Try to avoid other potentially wrist-damaging activities when you are not typing. Dainoff cautions against moves that bend the wrist, especially if force is involved, like pushing a heavy door, opening jars, holding a telephone handset at an angle or resting your head in your hand.
Also think about home and recreational activities that might aggravate a sore wrist, including excessive use of a kitchen knife, playing a musical instrument with a distorted wrist, skating with the hand bent up at the wrist or pushing a power mower.
Use your whole hand (not just thumb and forefinger) and minimal force when gripping, grasping or lifting an object.
Take frequent brief rests while typing. Switch to another activity that uses the hands differently. Do not use more force than necessary to hit the keys. When taking notes or writing an original work, avoid holding your hands in a tensed "ready" position when waiting to type.

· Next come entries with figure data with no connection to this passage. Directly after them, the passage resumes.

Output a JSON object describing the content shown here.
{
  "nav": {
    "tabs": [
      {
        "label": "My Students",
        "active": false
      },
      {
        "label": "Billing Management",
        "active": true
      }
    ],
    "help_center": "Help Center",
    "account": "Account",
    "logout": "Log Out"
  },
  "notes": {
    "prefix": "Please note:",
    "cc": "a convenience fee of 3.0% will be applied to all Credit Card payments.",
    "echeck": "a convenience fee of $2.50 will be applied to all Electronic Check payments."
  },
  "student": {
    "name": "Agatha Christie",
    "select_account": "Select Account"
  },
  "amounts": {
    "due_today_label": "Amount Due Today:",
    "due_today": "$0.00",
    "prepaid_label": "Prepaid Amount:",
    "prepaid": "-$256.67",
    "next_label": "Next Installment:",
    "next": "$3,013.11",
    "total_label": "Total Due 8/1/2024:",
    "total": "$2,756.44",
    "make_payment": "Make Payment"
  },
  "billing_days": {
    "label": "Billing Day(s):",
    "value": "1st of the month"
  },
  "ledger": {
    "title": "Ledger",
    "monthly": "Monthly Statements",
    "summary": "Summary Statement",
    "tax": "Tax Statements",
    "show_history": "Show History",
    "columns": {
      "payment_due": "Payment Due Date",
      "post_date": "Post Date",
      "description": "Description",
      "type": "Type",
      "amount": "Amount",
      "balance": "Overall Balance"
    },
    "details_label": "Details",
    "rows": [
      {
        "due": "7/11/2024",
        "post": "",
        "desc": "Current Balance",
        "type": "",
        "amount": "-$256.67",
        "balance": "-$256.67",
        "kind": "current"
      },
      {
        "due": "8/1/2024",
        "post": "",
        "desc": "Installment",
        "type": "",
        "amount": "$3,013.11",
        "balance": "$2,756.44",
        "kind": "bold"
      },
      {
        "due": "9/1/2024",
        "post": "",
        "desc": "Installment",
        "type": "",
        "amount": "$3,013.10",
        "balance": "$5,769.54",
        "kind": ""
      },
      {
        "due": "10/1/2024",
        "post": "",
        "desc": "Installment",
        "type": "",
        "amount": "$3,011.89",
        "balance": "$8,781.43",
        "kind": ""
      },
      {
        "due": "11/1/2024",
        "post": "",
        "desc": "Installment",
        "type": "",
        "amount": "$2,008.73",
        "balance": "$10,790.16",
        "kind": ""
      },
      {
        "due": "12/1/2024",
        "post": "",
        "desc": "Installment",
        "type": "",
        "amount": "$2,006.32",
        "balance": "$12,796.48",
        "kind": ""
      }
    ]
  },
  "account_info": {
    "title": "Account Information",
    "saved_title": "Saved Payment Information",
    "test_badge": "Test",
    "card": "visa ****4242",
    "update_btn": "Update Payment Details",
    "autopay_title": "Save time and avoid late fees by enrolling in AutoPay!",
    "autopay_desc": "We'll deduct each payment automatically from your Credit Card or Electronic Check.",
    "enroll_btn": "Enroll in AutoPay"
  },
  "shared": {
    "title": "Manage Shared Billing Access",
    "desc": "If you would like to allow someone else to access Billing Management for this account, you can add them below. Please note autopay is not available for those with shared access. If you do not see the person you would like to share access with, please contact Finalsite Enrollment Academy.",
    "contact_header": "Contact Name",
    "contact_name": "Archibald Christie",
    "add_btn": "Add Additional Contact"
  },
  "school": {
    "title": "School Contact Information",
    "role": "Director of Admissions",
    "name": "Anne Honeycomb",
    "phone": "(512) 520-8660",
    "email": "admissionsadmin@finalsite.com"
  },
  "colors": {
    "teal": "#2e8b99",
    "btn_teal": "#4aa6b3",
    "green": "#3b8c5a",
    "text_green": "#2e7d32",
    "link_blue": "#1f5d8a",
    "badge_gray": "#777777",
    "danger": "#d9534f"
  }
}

Do exercises that strengthen hand and arm muscles and improve circulation in the upper extremities, such as squeezing a handgripper and swimming. When typing, try to rely more on the larger, stronger muscles of the arms and shoulders to reduce strain on the wrists and hands.
When detected and intercepted in their early stages, hand and wrist problems are relatively easy to reverse. Experts caution against trying to work through pain, because that will only make the injury worse and could result in irreversible damage to the nerve that passes through the wrist into the hand.
Therapy may involve analysis of your typing technique and retraining, adjustments in your office furniture and keyboard, physical conditioning and the use of wrist splints at night to prevent abnormal wrist positions during sleep.
Dr. Emil Pascarelli, director of ambulatory care at St. Luke's-Roosevelt Medical Center in New York, who established a hand clinic to treat injured keyboard users, said that anti-inflammatory drugs, like ibuprofen, do not seem to work well in treating work-related injuries to the wrists and hands.
He also maintains that surgery, which has become a very popular remedy nationwide, should be considered a treatment of last resort, when more conservative measures seem unable to relieve the problem or when the nerve is becoming scarred or is degenerating.
Jane Brody writes about health issues for The New York Times.